面对伊朗革命之后形成的严峻挑战,一直以伊斯兰世界盟主自居的沙特阿拉伯从宗教角度出发,对作为什叶派的伊朗作出回应,双方围绕逊尼派和什叶派在教义上的差异展开了论辩。时常成为论辩主题的问题包括《古兰经》和对《古兰经》的解释;先知圣训的真实性、诸什叶派伊玛目传述的圣训的真实性和地位;先知门弟子的地位和作用,特别是前三大哈里发、先知妻子阿依莎和其他“信士之母”的作用和地位;伊玛目的特质、地位和重要性;什叶派教法学中的一些特殊规定,如对临时婚姻的规定;塔基亚原则的合法性;什叶派一些独特的宗教实践,如阿舒拉节中的自伤行为,等等。40088535

这些问题之间是相互联系的,多根源于两派对于早期伊斯兰教历史理解的分歧,类似的争论在历史上曾多次出现。但是,这一阶段论辩的突出特点在于,它并不仅仅停留在神学讨论领域,而是在此基础上发展成为意识形态的斗争,上升到了互相评判和攻击的层面。沙特的宗教权威以什叶派与逊尼派不同的宗教习俗为据,宣称什叶派不是真正的穆斯林,禁止逊尼派和什叶派打交道。最有影响的瓦哈比派宗教人士阿卜杜·拉赫曼·巴拉克(‘Abd al-Rahman al-Barak)在颁布的教令中公开声明,什叶派是最邪恶的派别,什叶派穆斯林是背教、伪善的假穆斯林,他们是犹太人阴谋的产物。40088536与瓦哈比主义有着密切联系的南亚迪奥班迪学派(Deobandi)的一些顶尖学者也著书立说,对什叶派的信仰和习俗大加鞭挞,批驳霍梅尼的言论,指出伊朗革命的最终目的是要传播什叶派信仰,取代逊尼派。在沙特赞助下,迪奥班迪学派的作品被翻译成多种文字,在世界各地流通。

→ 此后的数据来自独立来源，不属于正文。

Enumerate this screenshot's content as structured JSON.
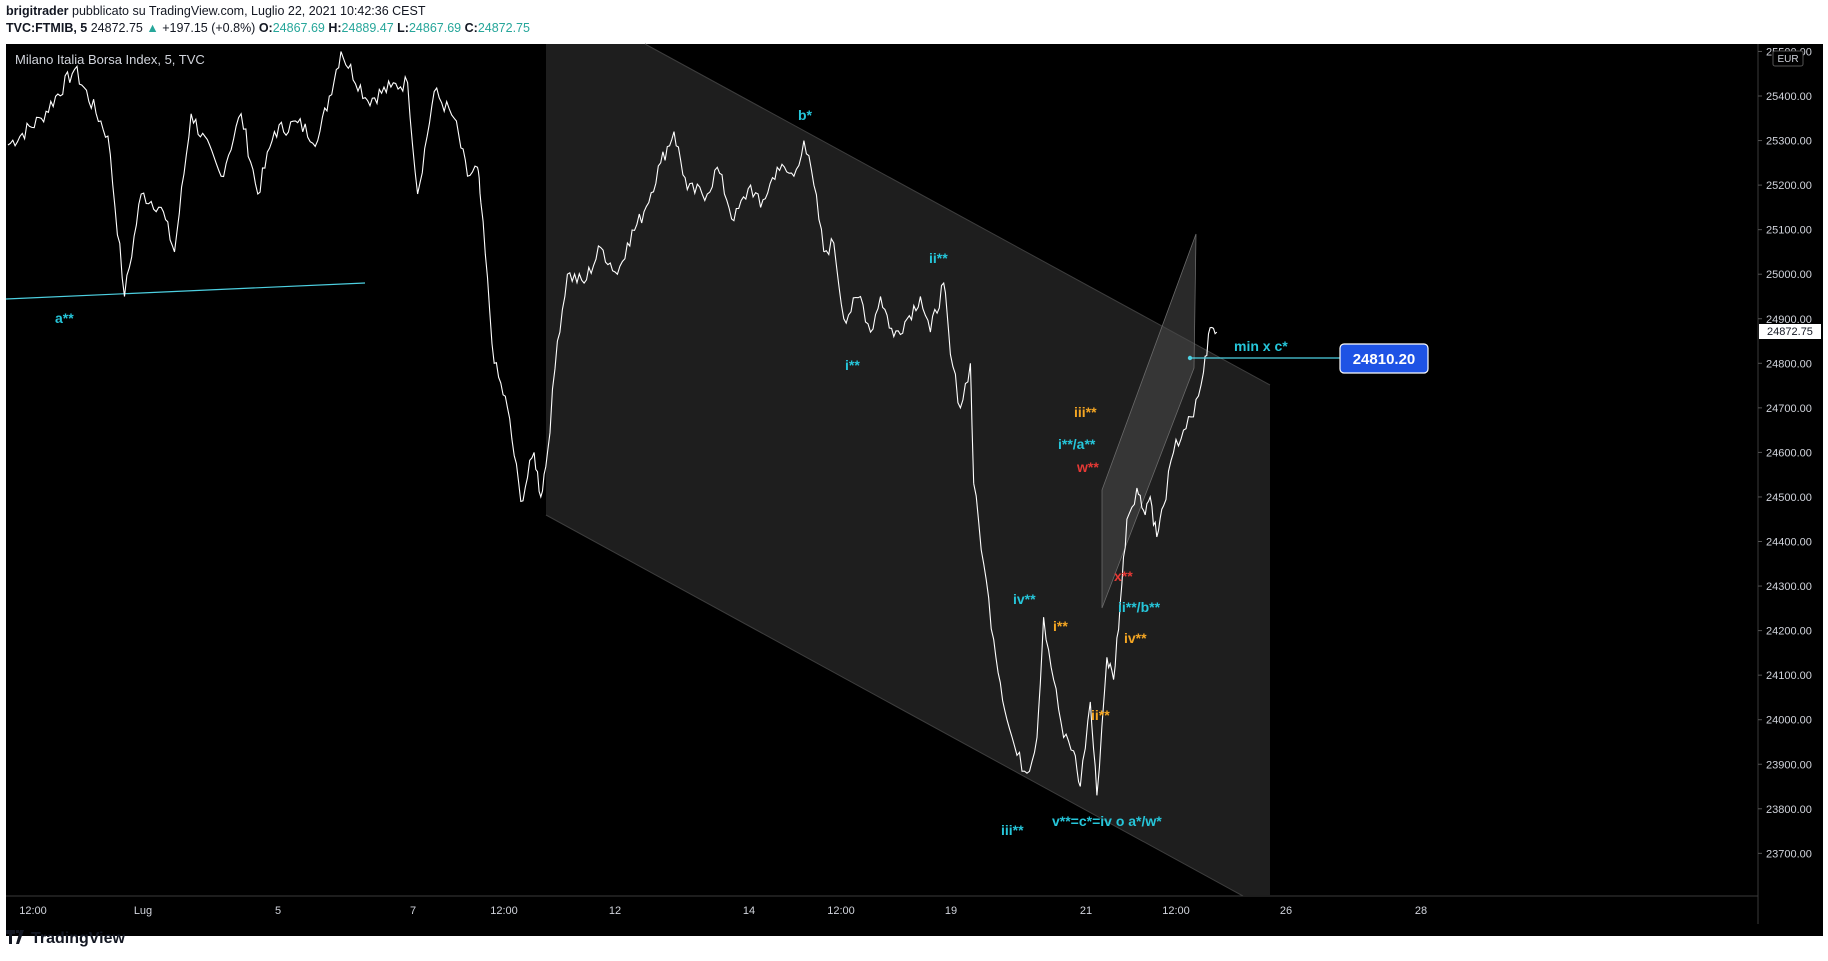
{
  "header": {
    "author": "brigitrader",
    "published": "pubblicato su TradingView.com, Luglio 22, 2021 10:42:36 CEST",
    "symbol": "TVC:FTMIB, 5",
    "last": "24872.75",
    "change_arrow": "▲",
    "change": "+197.15 (+0.8%)",
    "o_label": "O:",
    "o_value": "24867.69",
    "h_label": "H:",
    "h_value": "24889.47",
    "l_label": "L:",
    "l_value": "24867.69",
    "c_label": "C:",
    "c_value": "24872.75"
  },
  "pane_title": "Milano Italia Borsa Index, 5, TVC",
  "currency": "EUR",
  "price_axis": [
    "25500.00",
    "25400.00",
    "25300.00",
    "25200.00",
    "25100.00",
    "25000.00",
    "24900.00",
    "24800.00",
    "24700.00",
    "24600.00",
    "24500.00",
    "24400.00",
    "24300.00",
    "24200.00",
    "24100.00",
    "24000.00",
    "23900.00",
    "23800.00",
    "23700.00"
  ],
  "last_price_tag": "24872.75",
  "target_box": "24810.20",
  "time_axis": [
    "12:00",
    "Lug",
    "5",
    "7",
    "12:00",
    "12",
    "14",
    "12:00",
    "19",
    "21",
    "12:00",
    "26",
    "28"
  ],
  "annotations": {
    "a2": "a**",
    "b1": "b*",
    "ii2_top": "ii**",
    "i2_top": "i**",
    "iii2_orange": "iii**",
    "i2a2": "i**/a**",
    "w2": "w**",
    "x2": "x**",
    "ii2b2": "ii**/b**",
    "iv2_orange": "iv**",
    "iv2_teal": "iv**",
    "i2_orange": "i**",
    "ii2_orange": "ii**",
    "iii2_teal": "iii**",
    "v2": "v**=c*=iv o a*/w*",
    "min_x_c": "min x c*"
  },
  "footer": {
    "logo": "TradingView"
  },
  "chart_data": {
    "type": "line",
    "title": "Milano Italia Borsa Index, 5, TVC",
    "ylabel": "EUR",
    "ylim": [
      23620,
      25530
    ],
    "series": [
      {
        "name": "FTMIB",
        "points": [
          [
            0,
            25290
          ],
          [
            1,
            25350
          ],
          [
            2,
            25460
          ],
          [
            3,
            25310
          ],
          [
            3.5,
            24950
          ],
          [
            4,
            25180
          ],
          [
            4.6,
            25150
          ],
          [
            5,
            25050
          ],
          [
            5.5,
            25360
          ],
          [
            6.4,
            25220
          ],
          [
            7,
            25360
          ],
          [
            7.5,
            25180
          ],
          [
            8,
            25320
          ],
          [
            8.7,
            25340
          ],
          [
            9.3,
            25300
          ],
          [
            10,
            25500
          ],
          [
            10.8,
            25390
          ],
          [
            11.5,
            25420
          ],
          [
            12,
            25430
          ],
          [
            12.3,
            25180
          ],
          [
            12.8,
            25410
          ],
          [
            13.4,
            25350
          ],
          [
            13.8,
            25220
          ],
          [
            14.1,
            25240
          ],
          [
            14.2,
            25160
          ],
          [
            14.6,
            24800
          ],
          [
            15,
            24700
          ],
          [
            15.4,
            24490
          ],
          [
            15.8,
            24600
          ],
          [
            16,
            24500
          ],
          [
            16.2,
            24600
          ],
          [
            16.5,
            24850
          ],
          [
            16.8,
            25000
          ],
          [
            17.3,
            24980
          ],
          [
            17.8,
            25060
          ],
          [
            18.3,
            25000
          ],
          [
            18.6,
            25070
          ],
          [
            19.1,
            25140
          ],
          [
            19.6,
            25250
          ],
          [
            20,
            25320
          ],
          [
            20.4,
            25190
          ],
          [
            21,
            25180
          ],
          [
            21.3,
            25240
          ],
          [
            21.8,
            25120
          ],
          [
            22.3,
            25200
          ],
          [
            22.6,
            25150
          ],
          [
            23.1,
            25240
          ],
          [
            23.6,
            25220
          ],
          [
            23.9,
            25300
          ],
          [
            24.2,
            25200
          ],
          [
            24.5,
            25050
          ],
          [
            24.8,
            25070
          ],
          [
            25.1,
            24900
          ],
          [
            25.6,
            24950
          ],
          [
            25.9,
            24870
          ],
          [
            26.2,
            24950
          ],
          [
            26.6,
            24860
          ],
          [
            27,
            24900
          ],
          [
            27.4,
            24950
          ],
          [
            27.7,
            24870
          ],
          [
            28.1,
            24980
          ],
          [
            28.3,
            24820
          ],
          [
            28.6,
            24700
          ],
          [
            28.9,
            24800
          ],
          [
            29,
            24530
          ],
          [
            29.3,
            24350
          ],
          [
            29.6,
            24180
          ],
          [
            30,
            24000
          ],
          [
            30.3,
            23920
          ],
          [
            30.6,
            23880
          ],
          [
            30.9,
            23960
          ],
          [
            31.1,
            24230
          ],
          [
            31.4,
            24090
          ],
          [
            31.7,
            23960
          ],
          [
            32,
            23930
          ],
          [
            32.2,
            23850
          ],
          [
            32.5,
            24040
          ],
          [
            32.7,
            23830
          ],
          [
            33,
            24140
          ],
          [
            33.2,
            24090
          ],
          [
            33.4,
            24260
          ],
          [
            33.6,
            24450
          ],
          [
            33.9,
            24520
          ],
          [
            34.1,
            24470
          ],
          [
            34.3,
            24500
          ],
          [
            34.5,
            24410
          ],
          [
            34.7,
            24480
          ],
          [
            35,
            24600
          ],
          [
            35.3,
            24650
          ],
          [
            35.6,
            24680
          ],
          [
            35.9,
            24780
          ],
          [
            36.1,
            24880
          ],
          [
            36.3,
            24870
          ]
        ]
      }
    ],
    "annotations_positions_note": "wave labels per header.annotations",
    "target_level": 24810.2,
    "last_value": 24872.75
  }
}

面对来自逊尼派世界的攻击,伊朗在从宗教角度展开的批评和反击中,比较严格地限定了自己的批评对象,毕竟什叶派只是少数派,不能把逊尼派作为一个整体树立为自己的对立面。因此,伊朗批评的主要是“瓦哈比派”和“瓦哈比主义”,而非整个逊尼派伊斯兰教。在伊朗方面看来,以沙特为代表的瓦哈比派已经偏离了伊斯兰教的正道,它以僵硬刻板的形象毁坏了伊斯兰教在全球的声誉。大阿亚图拉设拉兹更斥责瓦哈比派是“冷酷的极端主义者”,它在伊拉克和其他各地支持的吉哈德组织实施的暴力活动,让“伊斯兰和穆斯林蒙羞”40088537。有趣的是,和过去海湾地区一些逊尼派政府谴责什叶派是以色列的阴谋、西方和犹太复国主义安置的“特洛伊木马”一样,现在伊朗指责沙特是西方和犹太复国主义的盟友;瓦哈比主义是外国人策划的反伊斯兰国家的阴谋,西方有意把它安置在穆斯林乌玛之内,以便在穆斯林当中制造纷争。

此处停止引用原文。